Liberalis memandang bahwa demokrasi merupakan salah satu syarat bagi terciptanya perdamaian. Menurut Michael Doyle, ada tiga elemen di balik klaim bahwa ‘democracy leads to peace’ , yaitu:

  1. Institusi demokratis dikontrol oleh rakyat yang pastinya tidak akan mendukung konflik kekerasan terhadap negara demokratis lainnya.
  2. Demokrasi  memegang nilai moral umum, antara lain memandang bahwa penyelesaian konflik secara damai dianggap lebih bermoral daripada aksi kekerasan.
  3. Perdamaian antar-negara demokratis akan diperkuat melalui kerjasama ekonomi dan salingketergantungan ekonomi.

Menurut Sorensen, liberalisme institutional menekankan peran institusi international dalam meningkatkan kerjasama antarnegara. Institusi-institusi  itu menyediakan aliran informasi dan forum negoisasi; dan juga membantu meyakinkan bahwa komitmen-komitmen akan dihormati. Dengan mengurangi potensi kurangnya kepercayaan antar-negara-negara, institusi akan membantu ‘menciptakan iklim yang membangun harapan terbentuknya perdamaian yang stabil.’[4]

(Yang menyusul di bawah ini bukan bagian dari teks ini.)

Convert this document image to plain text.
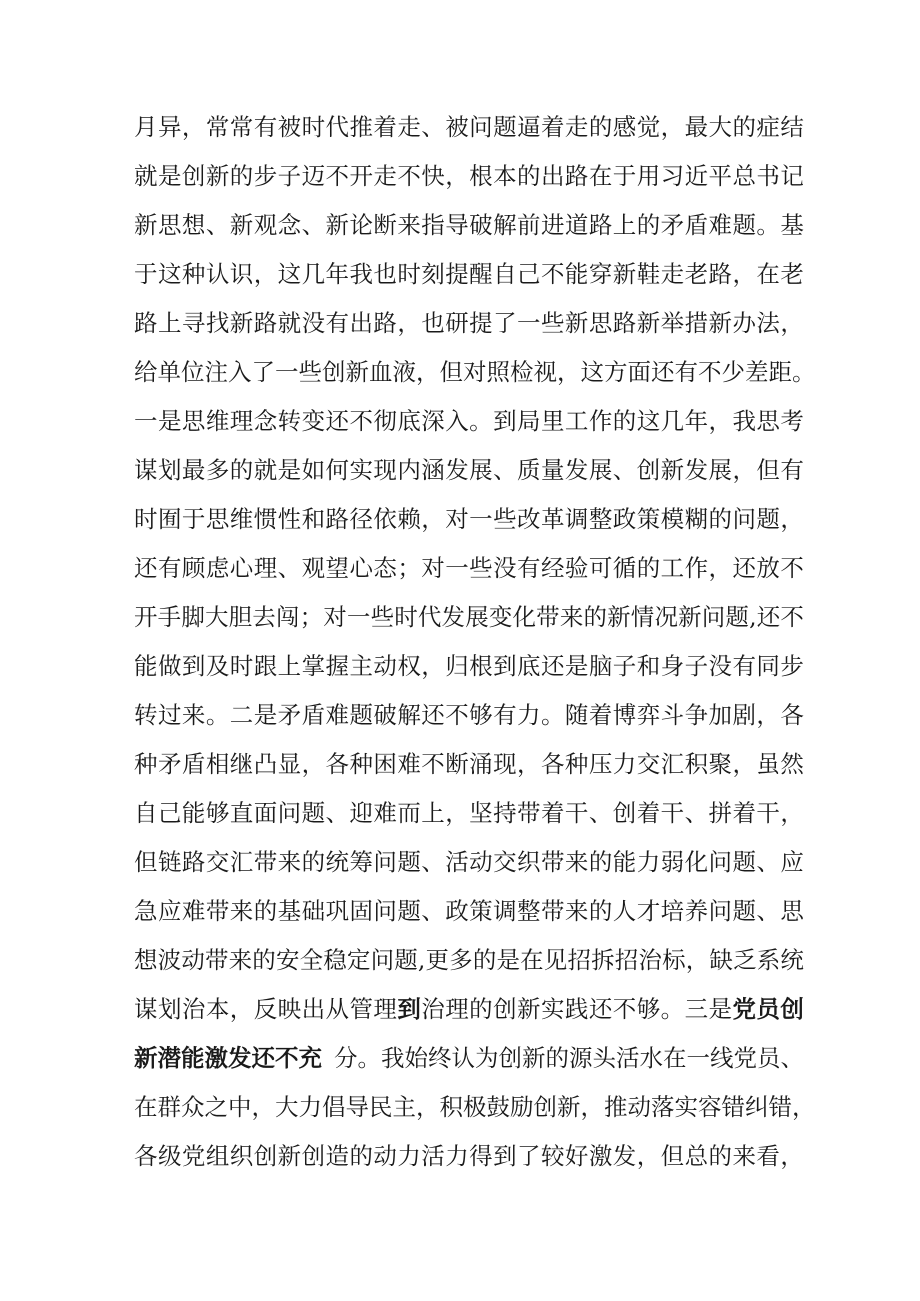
月 异 ， 常 常 有 被 时 代 推 着 走 、 被 问 题 逼 着 走 的 感 觉 ， 最 大 的 症 结
就 是 创 新 的 步 子 迈 不 开 走 不 快 ， 根 本 的 出 路 在 于 用 习 近 平 总 书 记
新 思 想 、 新 观 念 、 新 论 断 来 指 导 破 解 前 进 道 路 上 的 矛 盾 难 题 。 基
于 这 种 认 识 ， 这 几 年 我 也 时 刻 提 醒 自 己 不 能 穿 新 鞋 走 老 路 ， 在 老
路 上 寻 找 新 路 就 没 有 出 路 ， 也 研 提 了 一 些 新 思 路 新 举 措 新 办 法 ，
给 单 位 注 入 了 一 些 创 新 血 液 ， 但 对 照 检 视 ， 这 方 面 还 有 不 少 差 距 。
一 是 思 维 理 念 转 变 还 不 彻 底 深 入 。 到 局 里 工 作 的 这 几 年 ， 我 思 考
谋 划 最 多 的 就 是 如 何 实 现 内 涵 发 展 、 质 量 发 展 、 创 新 发 展 ， 但 有
时 囿 于 思 维 惯 性 和 路 径 依 赖 ， 对 一 些 改 革 调 整 政 策 模 糊 的 问 题 ，
还 有 顾 虑 心 理 、 观 望 心 态 ； 对 一 些 没 有 经 验 可 循 的 工 作 ， 还 放 不
开 手 脚 大 胆 去 闯 ； 对 一 些 时 代 发 展 变 化 带 来 的 新 情 况 新 问 题 , 还 不
能 做 到 及 时 跟 上 掌 握 主 动 权 ， 归 根 到 底 还 是 脑 子 和 身 子 没 有 同 步
转 过 来 。 二 是 矛 盾 难 题 破 解 还 不 够 有 力 。 随 着 博 弈 斗 争 加 剧 ， 各
种 矛 盾 相 继 凸 显 ， 各 种 困 难 不 断 涌 现 ， 各 种 压 力 交 汇 积 聚 ， 虽 然
自 己 能 够 直 面 问 题 、 迎 难 而 上 ， 坚 持 带 着 干 、 创 着 干 、 拼 着 干 ，
但 链 路 交 汇 带 来 的 统 筹 问 题 、 活 动 交 织 带 来 的 能 力 弱 化 问 题 、 应
急 应 难 带 来 的 基 础 巩 固 问 题 、 政 策 调 整 带 来 的 人 才 培 养 问 题 、 思
想 波 动 带 来 的 安 全 稳 定 问 题 , 更 多 的 是 在 见 招 拆 招 治 标 ， 缺 乏 系 统
谋 划 治 本 ， 反 映 出 从 管 理 到 治 理 的 创 新 实 践 还 不 够 。 三 是 党 员 创
新潜能激发还不充 分。我始终认为创新的源头活水在一线党员、
在 群 众 之 中 ， 大 力 倡 导 民 主 ， 积 极 鼓 励 创 新 ， 推 动 落 实 容 错 纠 错 ，
各 级 党 组 织 创 新 创 造 的 动 力 活 力 得 到 了 较 好 激 发 ， 但 总 的 来 看 ，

Terkait dengan perdagangan bebas, Mosseau[5] menyatakan, kekuatan perdamaian demokratis  juga berlandaskan pada pembangunan ekonomi. Dengan kata lain, menurut Mousseau, perdamaian liberal tidaklah terjadi begitu saja, melainkan bergantung pada kesejahteraan bangsa-bangsa. Karena itu, dalam rangka menciptakan perdamaian, negara-negara kaya tidak bisa hanya berusaha mendemokratisasi negara-negara miskin, melainkan juga harus berusaha meningkatkan kesejahteraan negara-negara miskin tersebut.  Selain itu, negara maju sekalipun akan membutuhkan negara lain sebagai pasar dari komoditas mereka. Sehingga, hubungan ekonomi antarnegara perlu diatur oleh organisasi internasional yang memiliki perangkat hukum internasional.

Perjanjian Bretton Woods 1944

Meskipun tesis Wilson dalam Pidato 14 Points itu mengalami tantangan dengan pecahnya Perang Dunia I, namun  besarnya dampak perang, yaitu depresi ekonomi yang sangat berat (defisit neraca pembayaran, inflasi, pendapatan nasional menurun, pengangguran naik, dan perdagangan dunia menurun), membuat negara-negara kembali berpikir untuk mencari jalan keluar bersama. Situasi ekonomi dunia pada era 1920-an dan 1930-an ini disebut Great Depression. Tekanan situasi depresi ekonomi itulah yang memunculkan niat pemimpin dunia merumuskan sistem moneter dan keuangan dunia yang lebih aman dan menjamin kesejahteraan manusia. Karena itu, delegasi dari 44 negara-negara Sekutu berkumpul di Bretton Woods, AS, pada tahun 1944 dan menyepakati  dibentuknya institusi international untuk mencegah negara-negara mengambil langkah sendiri-sendiri dalam penyelamatan perekonomian mereka. Institusi internasional ini akan meminjamkan uang kepada negara-negara yang  membutuhkannya untuk menstimulasi pemulihan ekonomi mereka. [6]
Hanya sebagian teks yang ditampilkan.